The protocol is intended to “strengthen the professional skills of the sector’s employees,” by implementing regional programs to support a transition of competences and the requalification of workers with the goal of preserving job levels in the fashion sector and provide employees with a continued education throughout their careers. Fashion workers in the country amount to 1.5 million people, including employees in the fashion-related commerce and service industries.
The ministry noted that the resources made available by the European Union’s Next Generation EU plan to support the continent’s relaunch in the aftermath of the pandemic will be partly channeled to the project, as part of the national Recovery and Resilience Plan.
Acknowledging the strategic relevance of the fashion industry for the country, “the educational activities targeting the upskilling and re-skilling of the employees, including an update on digital capabilities, are key,” said Orlando.
As part of the deal the ministry and the Italian fashion chamber will institute a roundtable to constantly monitor the progresses made. “We have to be able to photograph the job market’s evolution, which is constantly changing,” said Orlando.
Carlo Capasa, chairman of the Italian Camera della Moda, expressed his pride for the signed protocol, which “marks the acknowledgment of our sector as strategic for the relaunch of the country’s economy,” he said, noting that the Italian fashion chamber is leading the sector in supporting the employees’ generational shift.

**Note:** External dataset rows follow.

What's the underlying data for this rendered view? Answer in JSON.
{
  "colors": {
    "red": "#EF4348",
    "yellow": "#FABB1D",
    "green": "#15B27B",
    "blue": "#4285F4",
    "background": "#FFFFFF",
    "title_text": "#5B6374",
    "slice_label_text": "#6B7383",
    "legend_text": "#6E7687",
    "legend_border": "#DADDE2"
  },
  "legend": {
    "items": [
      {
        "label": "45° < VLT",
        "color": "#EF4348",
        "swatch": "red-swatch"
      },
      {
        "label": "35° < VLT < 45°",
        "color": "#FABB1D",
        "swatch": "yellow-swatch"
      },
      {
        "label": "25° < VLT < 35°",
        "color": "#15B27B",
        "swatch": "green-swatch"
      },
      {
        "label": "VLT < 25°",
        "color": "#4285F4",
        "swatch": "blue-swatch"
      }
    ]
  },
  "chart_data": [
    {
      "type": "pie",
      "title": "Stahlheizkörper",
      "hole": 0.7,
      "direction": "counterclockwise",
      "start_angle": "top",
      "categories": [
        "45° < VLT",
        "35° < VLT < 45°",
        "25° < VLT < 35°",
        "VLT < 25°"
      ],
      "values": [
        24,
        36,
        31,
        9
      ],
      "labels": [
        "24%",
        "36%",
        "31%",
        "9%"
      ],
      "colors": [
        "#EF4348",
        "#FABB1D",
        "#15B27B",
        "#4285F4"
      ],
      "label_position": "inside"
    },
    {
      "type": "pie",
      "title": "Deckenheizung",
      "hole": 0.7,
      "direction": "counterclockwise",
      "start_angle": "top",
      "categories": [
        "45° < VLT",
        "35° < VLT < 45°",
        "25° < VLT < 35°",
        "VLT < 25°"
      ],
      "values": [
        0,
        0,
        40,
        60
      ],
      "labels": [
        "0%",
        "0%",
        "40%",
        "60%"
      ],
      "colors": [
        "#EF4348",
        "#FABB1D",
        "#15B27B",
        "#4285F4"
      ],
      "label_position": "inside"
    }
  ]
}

As part of the Italian government’s next moves to support the relaunch, the country is moving toward the implementation of the mandatory Green Pass — the European certification released to citizens who have either undergone the vaccination or recovered from COVID-19 in the past six months — for all employees accessing working facilities starting Oct. 15.
Asked about the political debate and recent social turmoil in response to the move, Orlando said he sees the certification as a means to “embark and support the relaunch, especially for small- and medium-sized enterprises which were impacted the most by plunging consumption related to the lockdown,” he said.
The ministry ruled out offering free swabs for all workers who are not vaccinated, as suggested by some political parties. “I am favorable to any measure to control swab prices, however offering them for free would be counterintuitive as the government views the ‘Green Pass’ also as a tool to support the vaccination campaign,” he said.
The fashion chamber has been actively supporting the sector across the board in the last decade. Last month it announced a partnership with the Ethical Fashion Initiative to introduce the first “ESG Due Diligence and Reporting Framework” for the fashion industry, giving stakeholders to access a sustainability system to spot, eliminate and mitigate ESG-related risks.